5 Ways To Stay Motivated In A Frustrating Job Search
Source : The Muse
It’s easy to get stuck in the cycle of constant job searching with no positive results and one of the biggest challenges is having that motivation to continue, especially when you’re dealing with rejection and silence.
However, you can revive your motivation by making simple changes to your job-search approach, focusing more on you and what you want instead of just sending out random applications.
Here are five tips to keep your motivation going;
1. Get Specific With Your To-Do List
When your motivation is low, a great way to instantly make your search seem more manageable is to rework your to-do list to include smaller and more specific tasks.
For example, you can reach out to two direct contacts each day and two referrals the next to learn about interviews. Overtime, these will help you achieve the broader goal of expanding your network without feeling the pressure of networking.

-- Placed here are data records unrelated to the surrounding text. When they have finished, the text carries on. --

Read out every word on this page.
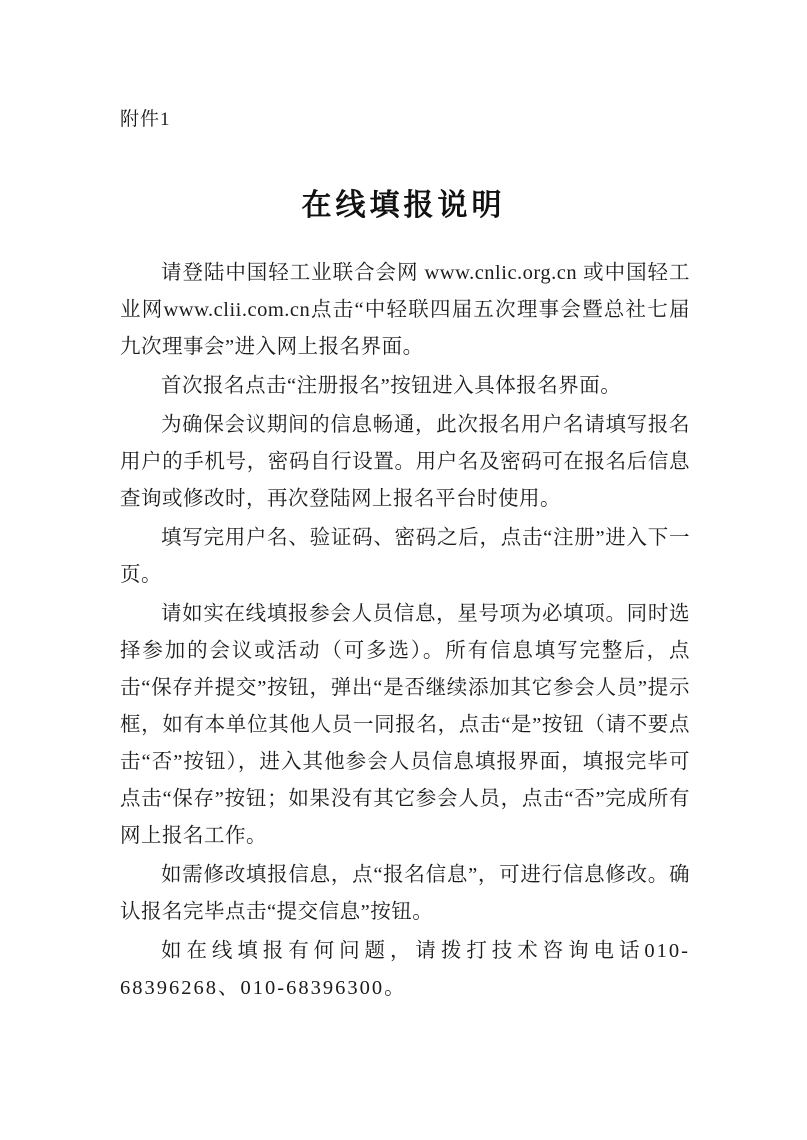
附件1
在线填报说明

请登陆中国轻工业联合会网 www.cnlic.org.cn 或中国轻工业网www.clii.com.cn点击“中轻联四届五次理事会暨总社七届九次理事会”进入网上报名界面。

首次报名点击“注册报名”按钮进入具体报名界面。

为确保会议期间的信息畅通，此次报名用户名请填写报名用户的手机号，密码自行设置。用户名及密码可在报名后信息查询或修改时，再次登陆网上报名平台时使用。

填写完用户名、验证码、密码之后，点击“注册”进入下一页。

请如实在线填报参会人员信息，星号项为必填项。同时选择参加的会议或活动（可多选）。所有信息填写完整后，点击“保存并提交”按钮，弹出“是否继续添加其它参会人员”提示框，如有本单位其他人员一同报名，点击“是”按钮（请不要点击“否”按钮），进入其他参会人员信息填报界面，填报完毕可点击“保存”按钮；如果没有其它参会人员，点击“否”完成所有网上报名工作。

如需修改填报信息，点“报名信息”，可进行信息修改。确认报名完毕点击“提交信息”按钮。

如在线填报有何问题，请拨打技术咨询电话010-68396268、010-68396300。
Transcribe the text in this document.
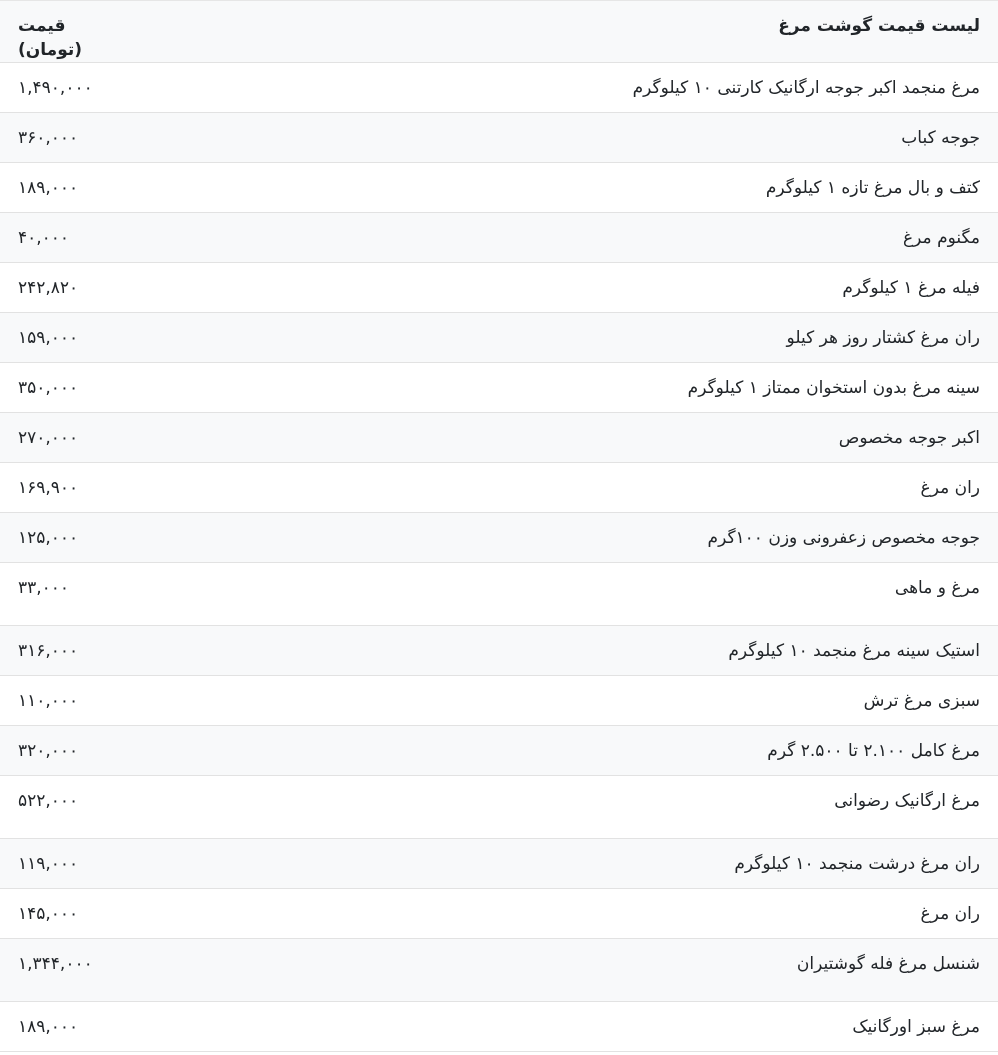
لیست قیمت گوشت مرغ	قیمت (تومان)
مرغ منجمد اکبر جوجه ارگانیک کارتنی ۱۰ کیلوگرم	۱,۴۹۰,۰۰۰
جوجه کباب	۳۶۰,۰۰۰
کتف و بال مرغ تازه ۱ کیلوگرم	۱۸۹,۰۰۰
مگنوم مرغ	۴۰,۰۰۰
فیله مرغ ۱ کیلوگرم	۲۴۲,۸۲۰
ران مرغ کشتار روز هر کیلو	۱۵۹,۰۰۰
سینه مرغ بدون استخوان ممتاز ۱ کیلوگرم	۳۵۰,۰۰۰
اکبر جوجه مخصوص	۲۷۰,۰۰۰
ران مرغ	۱۶۹,۹۰۰
جوجه مخصوص زعفرونی وزن ۱۰۰گرم	۱۲۵,۰۰۰
مرغ و ماهی	۳۳,۰۰۰
استیک سینه مرغ منجمد ۱۰ کیلوگرم	۳۱۶,۰۰۰
سبزی مرغ ترش	۱۱۰,۰۰۰
مرغ کامل ۲.۱۰۰ تا ۲.۵۰۰ گرم	۳۲۰,۰۰۰
مرغ ارگانیک رضوانی	۵۲۲,۰۰۰
ران مرغ درشت منجمد ۱۰ کیلوگرم	۱۱۹,۰۰۰
ران مرغ	۱۴۵,۰۰۰
شنسل مرغ فله گوشتیران	۱,۳۴۴,۰۰۰
مرغ سبز اورگانیک	۱۸۹,۰۰۰
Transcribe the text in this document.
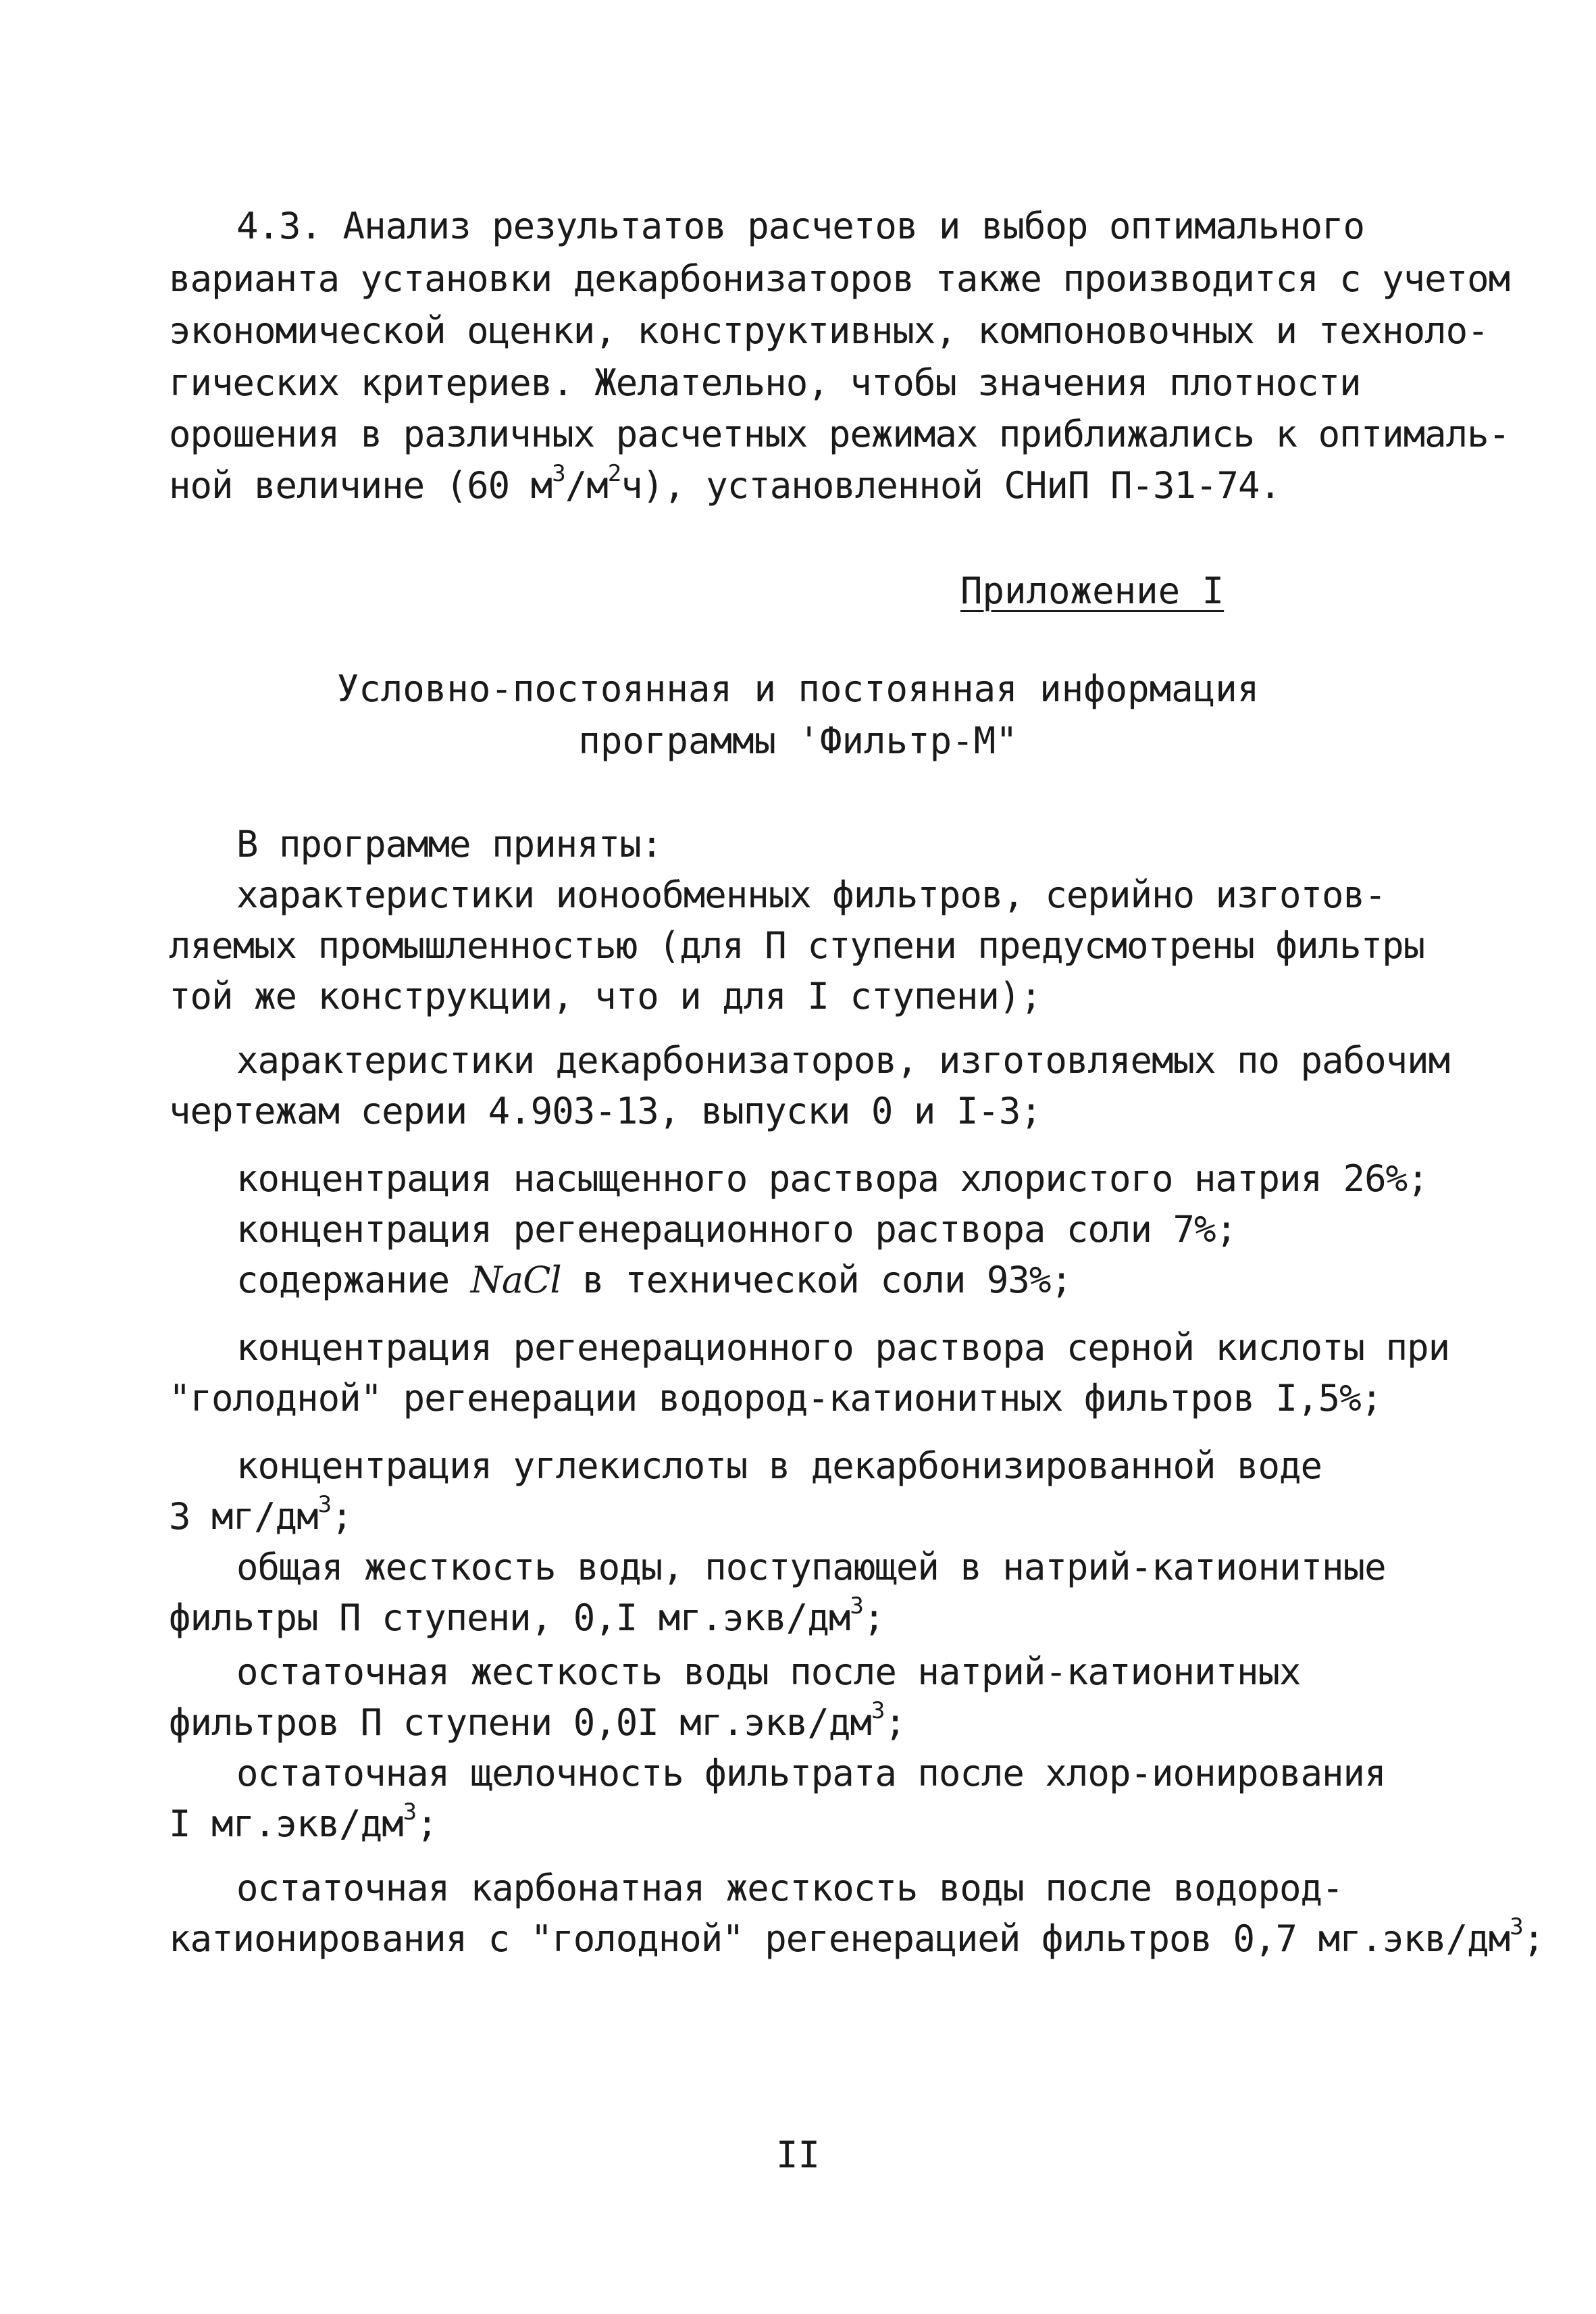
4.3. Анализ результатов расчетов и выбор оптимального
варианта установки декарбонизаторов также производится с учетом
экономической оценки, конструктивных, компоновочных и техноло-
гических критериев. Желательно, чтобы значения плотности
орошения в различных расчетных режимах приближались к оптималь-
ной величине (60 $м^3/м^2ч$), установленной СНиП П-31-74.
Приложение I
Условно-постоянная и постоянная информация
программы 'Фильтр-М"
В программе приняты:
характеристики ионообменных фильтров, серийно изготов-
ляемых промышленностью (для П ступени предусмотрены фильтры
той же конструкции, что и для I ступени);
характеристики декарбонизаторов, изготовляемых по рабочим
чертежам серии 4.903-13, выпуски 0 и I-3;
концентрация насыщенного раствора хлористого натрия 26%;
концентрация регенерационного раствора соли 7%;
содержание NaCl в технической соли 93%;
концентрация регенерационного раствора серной кислоты при
"голодной" регенерации водород-катионитных фильтров I,5%;
концентрация углекислоты в декарбонизированной воде
3 $мг/дм^3$;
общая жесткость воды, поступающей в натрий-катионитные
фильтры П ступени, 0,I $мг.экв/дм^3$;
остаточная жесткость воды после натрий-катионитных
фильтров П ступени 0,0I $мг.экв/дм^3$;
остаточная щелочность фильтрата после хлор-ионирования
I $мг.экв/дм^3$;
остаточная карбонатная жесткость воды после водород-
катионирования с "голодной" регенерацией фильтров 0,7 $мг.экв/дм^3$;
II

2. Look Up Your Career Role Models
When you’re job searching, reading description after description requiring “five to seven years of experience” in a certain field, it’s hard to remember the truth about career paths; they’re rarely smooth. In fact, most successful people made loops, jumps, and a few skids to get to where they are today.
So, move to LinkedIn and search for people who have your dream jobs or who work at companies you are interested in. Looking at the various ways people have gotten to where they are now will likely remind you that there is actually no straight path to success.
3. Seek Constructive Criticism from Your Supporters
Your biggest fans can also be your most helpful critics—if you ask them to be. That supportive former co-worker, professor who believed in you, and friend who always gets you know your full potential and how you could improve. So, if you’re feeling like you’re trying everything but still getting nowhere, try asking them for help.
Identify where you’re struggling, whether it is with your CV or interviews, and ask for advice from the appropriate people. Based on their knowledge of your strengths and weaknesses, they can give specialized and honest advice.
4. Put Your Career Goals on Paper
“Where do you see yourself in 10 years?” is a question we all try to avoid. But right now, when you’re frustrated, is exactly the right time to answer it.
Take some time to make a list of all of your dreams, big and small. Actually putting them on paper will force you to think about what you want to achieve and—better yet—motivate you to see at least one goal (if not all of them) through.
It will also give you an idea of how to bring them together because each goal, no matter how random, can shed light on a new opportunity. You may even find ways to widen your search (like linking your interest in writing and food to discover restaurant PR).
5. Take Days Off
Concentrating too much on the job search and not taking a break can make you lose sight of your main objectives and lead you to look for jobs that are not right for you.
Take a day off from thinking about CVs, cover letters, and interview questions. It will help alleviate all those job-search frustrations and help restore your drive. You wil be able to refocus and better tackle the search at a later time when ready.
The job search doesn’t have to be a daunting task every time you start out on it, make it about you instead of just the job and you will be surprised how things fall into place.